Been struggling with removing the crank. A Firex GXP that uses an 8mm key fitting and no matter what I try it seems stuck fast.

And giving up on that (was so I could service the pivots on my i-drive), now I can't get the cassette off the rear wheel. Read all the numerous threads on stuck cassettes, and checked out various guides and videos. I'm certain I'm doing it right, it's just like others have found, it's stuck damn tight.

I'm thinking that getting a bike pre-assembled isn't such a great thing and starting to realise that using a torque wrench is actually very important else you end up over tightening. I'm betting the monkeys who did mine (yeah, I know, it was Halfords, although I'm not sure they assembled it), just did everything with brute force and nothing else.
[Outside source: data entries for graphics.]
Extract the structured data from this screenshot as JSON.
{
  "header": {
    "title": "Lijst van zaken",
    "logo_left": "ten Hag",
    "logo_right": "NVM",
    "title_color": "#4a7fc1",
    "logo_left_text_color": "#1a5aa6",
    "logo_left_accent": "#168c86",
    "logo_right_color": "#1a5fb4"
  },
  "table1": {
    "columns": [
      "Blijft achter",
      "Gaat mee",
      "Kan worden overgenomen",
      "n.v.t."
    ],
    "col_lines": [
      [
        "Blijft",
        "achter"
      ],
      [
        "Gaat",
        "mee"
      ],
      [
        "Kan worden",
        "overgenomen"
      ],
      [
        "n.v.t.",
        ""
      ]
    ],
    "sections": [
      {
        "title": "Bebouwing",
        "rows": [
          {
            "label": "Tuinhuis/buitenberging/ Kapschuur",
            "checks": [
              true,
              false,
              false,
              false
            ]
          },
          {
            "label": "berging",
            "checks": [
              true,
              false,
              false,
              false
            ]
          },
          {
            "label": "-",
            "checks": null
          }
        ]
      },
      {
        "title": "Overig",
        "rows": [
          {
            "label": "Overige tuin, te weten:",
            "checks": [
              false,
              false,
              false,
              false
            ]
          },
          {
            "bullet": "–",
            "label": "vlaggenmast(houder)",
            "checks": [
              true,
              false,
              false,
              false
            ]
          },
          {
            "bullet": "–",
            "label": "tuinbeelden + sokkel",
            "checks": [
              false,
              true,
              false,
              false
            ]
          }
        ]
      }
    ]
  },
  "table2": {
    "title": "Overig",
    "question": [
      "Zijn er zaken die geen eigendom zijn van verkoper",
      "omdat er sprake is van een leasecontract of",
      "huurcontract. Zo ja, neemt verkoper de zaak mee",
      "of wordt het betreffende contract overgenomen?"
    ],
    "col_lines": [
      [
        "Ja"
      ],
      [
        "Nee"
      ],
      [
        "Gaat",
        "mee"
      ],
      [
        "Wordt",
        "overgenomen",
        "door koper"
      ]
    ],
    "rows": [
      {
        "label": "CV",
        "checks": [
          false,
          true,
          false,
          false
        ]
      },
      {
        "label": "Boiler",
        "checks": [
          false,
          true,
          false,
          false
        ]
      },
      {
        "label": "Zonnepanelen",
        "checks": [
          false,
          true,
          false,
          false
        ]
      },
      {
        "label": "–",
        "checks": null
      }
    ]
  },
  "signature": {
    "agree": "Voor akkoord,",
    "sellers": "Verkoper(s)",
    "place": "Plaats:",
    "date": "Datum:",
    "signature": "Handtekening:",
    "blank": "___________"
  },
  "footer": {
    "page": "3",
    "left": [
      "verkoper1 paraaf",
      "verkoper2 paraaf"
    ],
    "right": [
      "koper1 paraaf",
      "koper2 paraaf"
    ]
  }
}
It's really annoying me now as everything I try to do some maintenance on is just stuck hard.

Got myself a torque wrench anyway so if and when I do get these things off, I can do them up properly. The guy in the LBS (not Halfords) even gave me a demonstration on how to use it properly.

Still haven't got the cassette off. I'm up to soaking the lockring in WD40 for a while. Tried various suggestions including taking a mallet to the wrench and/or whip. Not budging so far. Don't have a vice to stick the cassette tool in as some have suggested. Looking like a job for the LBS. All the time this is just wasting my weekend.

Posts

  • captainflycaptainfly Posts: 1,001
    Get a good long breaker bar (not ratchet socket wrench) 2 foot minimum length or failing that a some steel tubing that will go over the end of the hex key or smaller breaker bar, the extra length will make undoing bolts much easier. As for the cassette I have to wedge my chain whip under a part of my multigym and use a three foot pole to undo it from it's 40Nm and knurled lockring. It give load more control so you can be smooth with the pressure.
    -_-_-_-_-_-_-_-_-_-_-_-_-_-_-_-_-_-_-_-_-_-_-_-_-_-_-_
    Mongoose Teocali
    Giant STP0

    Why are MTB economics; spend twice as much as you intended, but only half as much as you wish you could afford? :roll:
  • AnonymousAnonymous Posts: 79,667
    Aha! Just finally got the lockring off!. Not sure if it was the WD40 soak, but took my little Turboflame to it to heat the ring and after that with a good old shove it finally came off. :D

    New cassette fitted no problem. Doing it up though with the torque, the torque was not hitting the 40Nm (it's supposed to make a click as I understand?), but there were about 5 loud clicks from the lockring which is what many of the guides suggest (the Bike Radar one included). Although maybe with the lockring clicking I wouldn't notice the wrench. Anyway, seems firmly on.

    Will deal with the crank later. I suspect once I've done that the pivots will be hassle too (they use BB cartridge tools).
  • JamesBrckmnJamesBrckmn Posts: 1,360
    old handlebars are useful as levers for undoing things
  • nicklousenicklouse Posts: 50,675 Lives Here
    deadkenny wrote:
    Aha! Just finally got the lockring off!. Not sure if it was the WD40 soak, but took my little Turboflame to it to heat the ring and after that with a good old shove it finally came off. :D

    re fit it as it is used to remove the arm.

    just dont lock it onto the 8mm bolt as that sounds like what had happened before.
    "Do not follow where the path may lead, Go instead where there is no path, and Leave a Trail."